Önceki yazıda 16 Nisan yemeğine doğru Anastasiadis’e yönelik değerlendirmeler yapmıştık.
Özetle 2 Başkanın;
‘’ Bu yeniden buluşma tarafların (Akıncı ve Anastasiadis’in) sanki de özel bir işleri imiş gibi.
Yok, ben yeniden bir araya gelmem eğer istediğim olmayacaksa,
Yok, ben bir bakayım karşı taraf ne düşünür diye yemeğe gidiyorum.
Sen kafa yapını değiştir,
Sen Kıbrıslı mısın? önce ona karar ver gibi karşılıklı muzırlıklar! ‘pek de görüşmelerin amacına uymayan karşılıklı hallerini değerlendirmiştik.
Bu yazıda KKTC Cumhurbaşkanı, Mustafa Akıncı’nın bu ön görüşme öncesi basına yansıyan beyanlarına bir göz atalım
“Yol ayırımına geldik, geliyoruz geleceğiz” derken hem sağdan, hem soldan geniş kitleler “bu ne iş?” diye ağızları apaçık kaldı?
Görüşmelerin çıkmaza girip düzenin devamına gerek siyasi gerek maddi olarak inananlara “biz zaten dediydik” dedirten Akıncı’ya görüşmelerin geleceğimizin en önemli değişimi olacağına inananlar da ‘’ Sayın Akıncı ile yol ayırımında mıyız?’ ifadeleri ile durum değerlendirmesi yaptılar.
SOL HAREKET; FEDERAL ÇÖZÜMDEN BAŞKA GİDİLECEK YOL YOKTUR!
Solun yeni sesi Sol Hareket yayınladığı bildiride her izi liderede çağrıda bulunarak yapıcı olmalarını ve kapsamlı çözüm müzakerelerine Guterres çerçevesi temelinde biran önce başlamalarını, Kıbrıs sorununun erken çözümünün tüm Kıbrıslılar için hayati derecede önemli olduğunu, “Kıbrıslı Türklerin federal çözüm iradesinin görmezden gelinmesi ve yol ayırımından bahsederek, ayrılıkçı gündemlerin dayatılmaya çalışılması asla kabul edilemezdir” dedi.

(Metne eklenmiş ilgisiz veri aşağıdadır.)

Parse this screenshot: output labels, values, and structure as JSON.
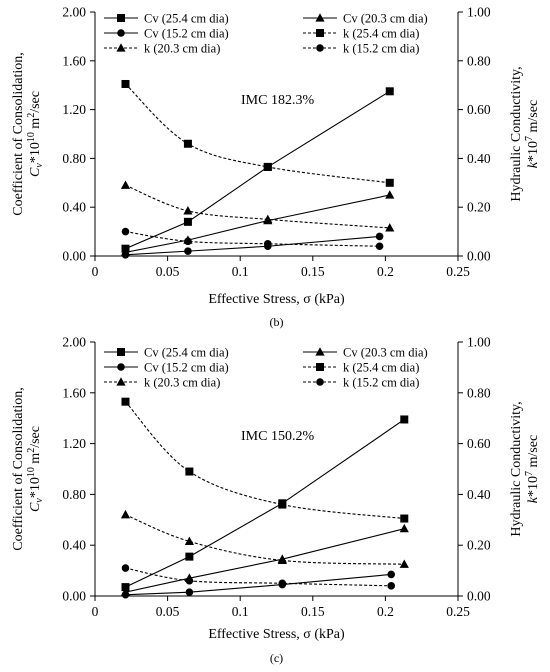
{
  "chart_data": [
    {
      "type": "line",
      "caption": "(b)",
      "annotation": "IMC 182.3%",
      "xlabel": "Effective Stress, σ (kPa)",
      "ylabel_left": [
        "Coefficient of Consolidation,",
        "C",
        "v",
        "*10",
        "10",
        " m",
        "2",
        "/sec"
      ],
      "ylabel_right": [
        "Hydraulic Conductivity,",
        "k",
        "*10",
        "7",
        " m/sec"
      ],
      "xlim": [
        0,
        0.25
      ],
      "xticks": [
        0,
        0.05,
        0.1,
        0.15,
        0.2,
        0.25
      ],
      "xtick_labels": [
        "0",
        "0.05",
        "0.1",
        "0.15",
        "0.2",
        "0.25"
      ],
      "ylim_left": [
        0,
        2.0
      ],
      "yticks_left": [
        "0.00",
        "0.40",
        "0.80",
        "1.20",
        "1.60",
        "2.00"
      ],
      "ylim_right": [
        0,
        1.0
      ],
      "yticks_right": [
        "0.00",
        "0.20",
        "0.40",
        "0.60",
        "0.80",
        "1.00"
      ],
      "series": [
        {
          "name": "Cv (25.4 cm dia)",
          "axis": "left",
          "marker": "square",
          "dash": "solid",
          "curve": "straight",
          "x": [
            0.021,
            0.064,
            0.119,
            0.203
          ],
          "y": [
            0.06,
            0.28,
            0.73,
            1.35
          ]
        },
        {
          "name": "Cv (20.3 cm dia)",
          "axis": "left",
          "marker": "triangle",
          "dash": "solid",
          "curve": "straight",
          "x": [
            0.021,
            0.064,
            0.119,
            0.203
          ],
          "y": [
            0.03,
            0.13,
            0.29,
            0.5
          ]
        },
        {
          "name": "Cv (15.2 cm dia)",
          "axis": "left",
          "marker": "circle",
          "dash": "solid",
          "curve": "straight",
          "x": [
            0.021,
            0.064,
            0.119,
            0.196
          ],
          "y": [
            0.01,
            0.04,
            0.08,
            0.16
          ]
        },
        {
          "name": "k (25.4 cm dia)",
          "axis": "right",
          "marker": "square",
          "dash": "dashed",
          "curve": "smooth",
          "x": [
            0.021,
            0.064,
            0.119,
            0.203
          ],
          "y": [
            0.705,
            0.46,
            0.365,
            0.3
          ]
        },
        {
          "name": "k (20.3 cm dia)",
          "axis": "right",
          "marker": "triangle",
          "dash": "dashed",
          "curve": "smooth",
          "x": [
            0.021,
            0.064,
            0.119,
            0.203
          ],
          "y": [
            0.29,
            0.185,
            0.15,
            0.115
          ]
        },
        {
          "name": "k (15.2 cm dia)",
          "axis": "right",
          "marker": "circle",
          "dash": "dashed",
          "curve": "smooth",
          "x": [
            0.021,
            0.064,
            0.119,
            0.196
          ],
          "y": [
            0.1,
            0.06,
            0.05,
            0.04
          ]
        }
      ]
    },
    {
      "type": "line",
      "caption": "(c)",
      "annotation": "IMC 150.2%",
      "xlabel": "Effective Stress, σ (kPa)",
      "ylabel_left": [
        "Coefficient of Consolidation,",
        "C",
        "v",
        "*10",
        "10",
        " m",
        "2",
        "/sec"
      ],
      "ylabel_right": [
        "Hydraulic Conductivity,",
        "k",
        "*10",
        "7",
        " m/sec"
      ],
      "xlim": [
        0,
        0.25
      ],
      "xticks": [
        0,
        0.05,
        0.1,
        0.15,
        0.2,
        0.25
      ],
      "xtick_labels": [
        "0",
        "0.05",
        "0.1",
        "0.15",
        "0.2",
        "0.25"
      ],
      "ylim_left": [
        0,
        2.0
      ],
      "yticks_left": [
        "0.00",
        "0.40",
        "0.80",
        "1.20",
        "1.60",
        "2.00"
      ],
      "ylim_right": [
        0,
        1.0
      ],
      "yticks_right": [
        "0.00",
        "0.20",
        "0.40",
        "0.60",
        "0.80",
        "1.00"
      ],
      "series": [
        {
          "name": "Cv (25.4 cm dia)",
          "axis": "left",
          "marker": "square",
          "dash": "solid",
          "curve": "straight",
          "x": [
            0.021,
            0.065,
            0.129,
            0.213
          ],
          "y": [
            0.07,
            0.31,
            0.73,
            1.39
          ]
        },
        {
          "name": "Cv (20.3 cm dia)",
          "axis": "left",
          "marker": "triangle",
          "dash": "solid",
          "curve": "straight",
          "x": [
            0.021,
            0.065,
            0.129,
            0.213
          ],
          "y": [
            0.03,
            0.14,
            0.29,
            0.53
          ]
        },
        {
          "name": "Cv (15.2 cm dia)",
          "axis": "left",
          "marker": "circle",
          "dash": "solid",
          "curve": "straight",
          "x": [
            0.021,
            0.065,
            0.129,
            0.204
          ],
          "y": [
            0.01,
            0.03,
            0.09,
            0.17
          ]
        },
        {
          "name": "k (25.4 cm dia)",
          "axis": "right",
          "marker": "square",
          "dash": "dashed",
          "curve": "smooth",
          "x": [
            0.021,
            0.065,
            0.129,
            0.213
          ],
          "y": [
            0.765,
            0.49,
            0.36,
            0.305
          ]
        },
        {
          "name": "k (20.3 cm dia)",
          "axis": "right",
          "marker": "triangle",
          "dash": "dashed",
          "curve": "smooth",
          "x": [
            0.021,
            0.065,
            0.129,
            0.213
          ],
          "y": [
            0.32,
            0.215,
            0.14,
            0.125
          ]
        },
        {
          "name": "k (15.2 cm dia)",
          "axis": "right",
          "marker": "circle",
          "dash": "dashed",
          "curve": "smooth",
          "x": [
            0.021,
            0.065,
            0.129,
            0.204
          ],
          "y": [
            0.11,
            0.06,
            0.05,
            0.04
          ]
        }
      ]
    }
  ]
}
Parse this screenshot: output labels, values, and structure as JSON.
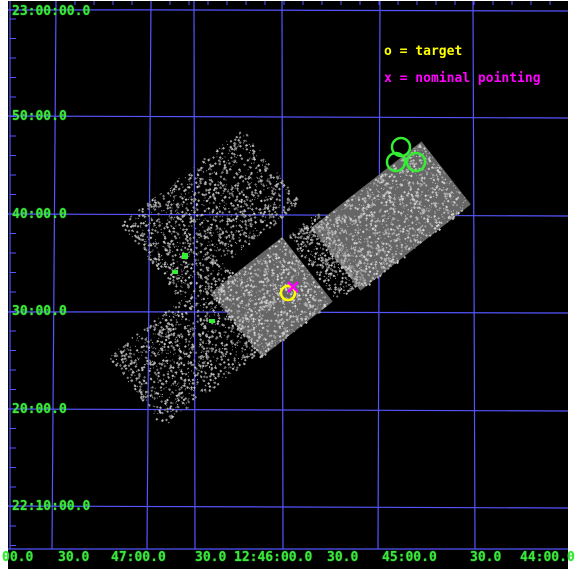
{
  "y_axis_labels": [
    "23:00:00.0",
    "50:00.0",
    "40:00.0",
    "30:00.0",
    "20:00.0",
    "22:10:00.0"
  ],
  "x_axis_labels": [
    "00.0",
    "30.0",
    "47:00.0",
    "30.0",
    "12:46:00.0",
    "30.0",
    "45:00.0",
    "30.0",
    "44:00.0"
  ],
  "legend": {
    "target": "o = target",
    "nominal": "x = nominal pointing"
  },
  "colors": {
    "grid": "#5555ff",
    "axis_text": "#39e639",
    "target": "#ffff00",
    "nominal": "#ff00ff",
    "sources": "#33ee33",
    "background": "#000000"
  }
}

“Kıbrıslı Türklerin karşı karşıya olduğu temel ikilem ya erken federal çözüm, ya da toplumsal yok oluşdur. Dolayısı ile erken federal çözümden başka gidilecek bir yol bulunmamaktadır” diyen Abdullah Korkmazhan, Kıbrıslıların karşılıklı suçlama oyunları ile kaybedecek zamanı bulunmadığının altını çizdi.
Muhalefet iken görüşmelerin destekçisi olan yeni hükümet ve ortakları 3. Maymunu oynayarak, neredeyse yol ayırımını meşru kıldılar.
Doğrusu bu yol ayırımı ile Akıncı nereye koşuyor ben de anlayamıyorum.
Tabii ki hiçbir Kıbrıslı Türk adada edilgen olacağımız bir anlaşmayı istemez.
Akıncının bu beyanı ve hatta arkasından yaptığı daha detaylı açıklama, Kıbrıs’ta anlaşmayı Rumların zihniyetinin inisiyatifine, Avrupa Birliği’nin ruh haline, Petrol şirketlerinin transit bedelleri hesabına, Trump’ın egosuna, garantörlerin silah arkadaşlığına havale ederek kendi görüşmeci konum ve kapasitesini inkâr etmiyor mu?
Hadi sevgili Akıncı, yanılt beni, sevindir beni, gururlandır beni, yemeğin üstünden ceviz macunu süper olur!